Migrating many years of history from Dimensions into RTC
Hello,
Just after some general opinion on the feasibility of migrating all the history from one Change control tool to another. I have already created a script to migrate a bunch of work items from Dimensions and their interconnections and mapped the dimensions fields into RTC and the owners/ creators and statuses along with the final baseline of files in Dimensions with the various metadata attached as file properties (Ralph's various blogs were a great help on this). What I'm now being asked to do is migrate all of the history as well (all file revisions and all baselines, which could be a decades worth or more) and have the exact revisions of an item mapped to the relevant work item and make the right baseline of a component at the right time such that the history of Dimensions could be navigated in RTC. This is a scary proposition for me because I think I would have to have my utility fetch files and information from one system in chronological order cache it and wait for each operation to finish then deliver changes from the filesystem into RTC in the right order along with annotations and baselines such that the project can find and go back to certain milestones as an auditor might come in and want to do this, the idea is that the Dimensions tool in any form will cease to exist in this organisation and so cannot be used to navigate historical data.

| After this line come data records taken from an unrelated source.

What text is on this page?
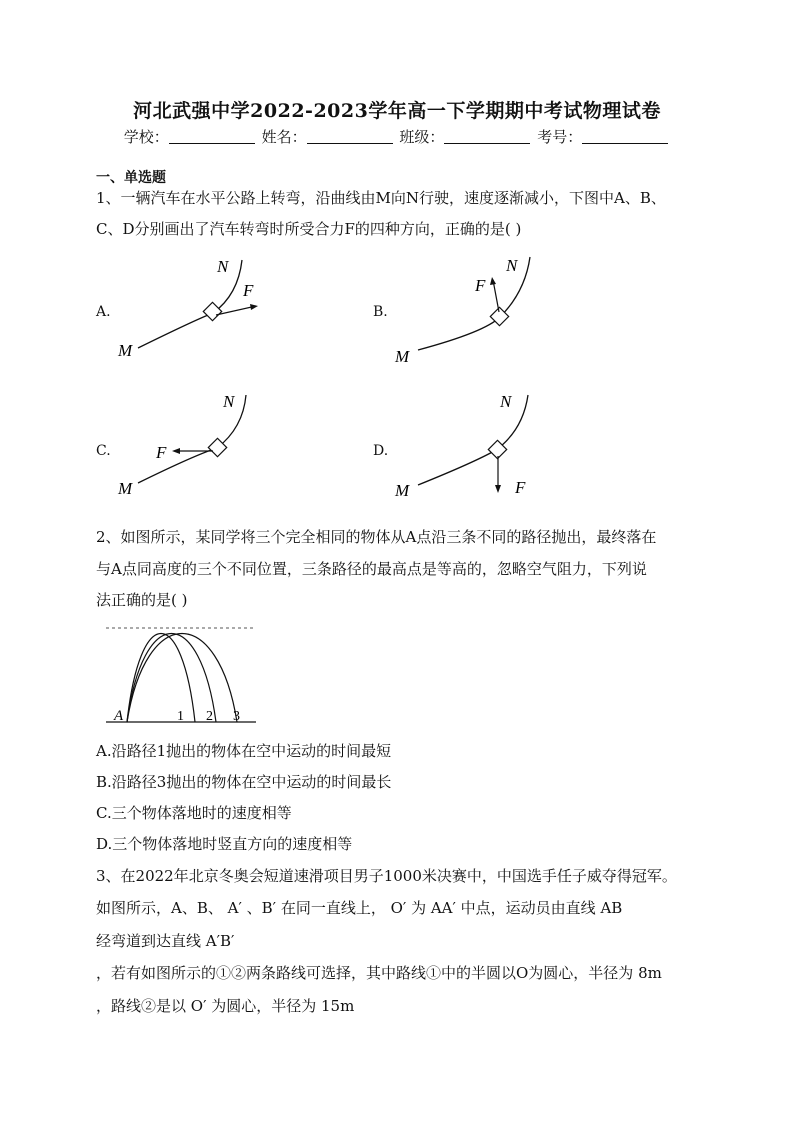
河北武强中学2022-2023学年高一下学期期中考试物理试卷
学校：	姓名：	班级：	考号：
一、单选题
1、一辆汽车在水平公路上转弯，沿曲线由M向N行驶，速度逐渐减小，下图中A、B、
C、D分别画出了汽车转弯时所受合力F的四种方向，正确的是( )
A.
N
F
M
B.
N
F
M
C.
N
F
M
D.
N
F
M
2、如图所示，某同学将三个完全相同的物体从A点沿三条不同的路径抛出，最终落在
与A点同高度的三个不同位置，三条路径的最高点是等高的，忽略空气阻力，下列说
法正确的是( )
A	1 2 3
A.沿路径1抛出的物体在空中运动的时间最短
B.沿路径3抛出的物体在空中运动的时间最长
C.三个物体落地时的速度相等
D.三个物体落地时竖直方向的速度相等
3、在2022年北京冬奥会短道速滑项目男子1000米决赛中，中国选手任子威夺得冠军。
如图所示，A、B、 A′ 、B′ 在同一直线上， O′ 为 AA′ 中点，运动员由直线 AB
经弯道到达直线 A′B′
，若有如图所示的①②两条路线可选择，其中路线①中的半圆以O为圆心，半径为 8m
，路线②是以 O′ 为圆心，半径为 15m
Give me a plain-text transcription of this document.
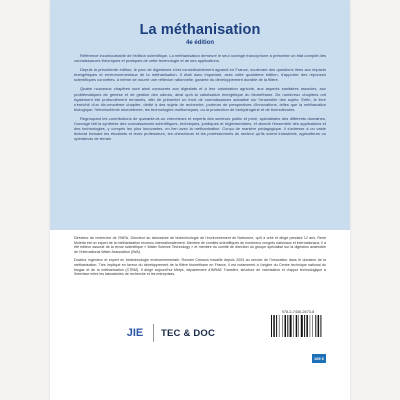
La méthanisation
4e édition

Référence incontournable de l'édition scientifique, La méthanisation demeure le seul ouvrage francophone à présenter un état complet des connaissances théoriques et pratiques de cette technologie et de ses applications.

Depuis la précédente édition, le parc de digesteurs s'est considérablement agrandi en France, soulevant des questions liées aux impacts énergétiques et environnementaux de la méthanisation. Il était donc important, avec cette quatrième édition, d'apporter des réponses scientifiques concrètes, à même de nourrir une réflexion rationnelle, garante du développement durable de la filière.

Quatre nouveaux chapitres sont ainsi consacrés aux digestats et à leur valorisation agricole, aux aspects sanitaires associés, aux problématiques de genèse et de gestion des odeurs, ainsi qu'à la valorisation énergétique du biométhane. De nombreux chapitres ont également été profondément remaniés, afin de présenter un front de connaissances actualisé sur l'ensemble des sujets. Enfin, le livre s'enrichit d'un dix-neuvième chapitre, dédié à des sujets de recherche, porteurs de perspectives d'innovations, telles que la méthanation biologique, l'électrochimie microbienne, les technologies multiomiques, ou la production de biohydrogène et de biomolécules.

Regroupant les contributions de quarante-et-un chercheurs et experts des secteurs public et privé, spécialistes des différents domaines, l'ouvrage fait la synthèse des connaissances scientifiques, techniques, juridiques et réglementaires, et aborde l'ensemble des applications et des technologies, y compris les plus innovantes, en lien avec la méthanisation. Conçu de manière pédagogique, il s'adresse à un vaste lectorat incluant les étudiants et leurs professeurs, les chercheurs et les professionnels du secteur qu'ils soient industriels, agriculteurs ou opérateurs de terrain.

Directeur de recherche de l'INRA, Directeur du laboratoire de biotechnologie de l'environnement de Narbonne, qu'il a créé et dirigé pendant 12 ans, René Moletta est un expert de la méthanisation reconnu internationalement. Membre de comités scientifiques de nombreux congrès nationaux et internationaux, il a été éditeur associé de la revue scientifique « Water Science Technology » et membre du comité de direction du groupe spécialisé sur la digestion anaérobie de l'International Water Association (IWA).

Docteur ingénieur et expert en biotechnologie environnementale, Romain Cresson travaille depuis 2003 au service de l'innovation dans le domaine de la méthanisation. Très impliqué en faveur du développement de la filière biométhane en France, il est notamment à l'origine du Centre technique national du biogaz et de la méthanisation (CTBM). Il dirige aujourd'hui Metys, département d'INRAE Transfert, structure de valorisation et d'appui technologique à l'interface entre les laboratoires de recherche et les entreprises.

JIE TEC & DOC
978-2-7430-2673-8
165 €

Has anyone done anything this ambitious? Is this something that IBM could be asked to do for a customer? Not sure I want to touch this task with a barge pole, too many individual operations and too many processes and too many things that could go wrong and too much responsibility. Thanks for any pointers!
Accepted answer
For SCM: Pretty much the same, really. Ideally take one or two baselines.
However, we have projects in our labs and we have customers that migrated all the change history from one tool/repository to another. They used the Java API or existing importers. I am not aware of a migration from dimensions, so you would have to do this yourself.
https://rsjazz.wordpress.com/2013/09/30/delivering-change-sets-and-baselines-to-a-stream-using-the-plain-java-client-libraries/
and
https://rsjazz.wordpress.com/2013/10/15/extracting-an-archive-into-jazz-scm-using-the-plain-java-client-libraries/
should be useful. The software described in the links basically create some history on a stream, by sharing the initial code and then code that has been modified for newer versions of it.
I am not a big fan of that approach. You will create a huge amount of data in the SCM system and it might be very hard to do and expensive to develop this.
I would rather keep the old system and reduce accessibility and you will likely see that after half a year, you can back it up and shut it down and no one will notice.
Comments
Thanks both useful articles I have read. I would like to give this customer several baselines or preferably just the latest one and could do this with a minor modification to my existing scripts, but the customer wants more. I can see how the item revision history could be recreated and how the baselines could be recreated and how it could be automated and how a work item could be related to the right changeset for the right delivery, but the sheer amount of data and number of operations scares me, how long would it take to migrate 10 years of data and how reliable would it be. It would be nice to pick the brains of those who have done a similarly ambitious migration. It would be nice to have a look at their scripts, but I doubt this is possible.
Cheers
Richard
I can only share what I have heard, I don't know how much data was migrated and how long it took. They had to throttle their API down, otherwise the server could not keep up with all the changes. You want to test this on a test system anyway, to be sure it works and that would give you a hint about the time it will take. You could actually bring it over to a test system e.g. up to the last baseline and only bring over the last changes from there in the final migration. Then do the same with the production system.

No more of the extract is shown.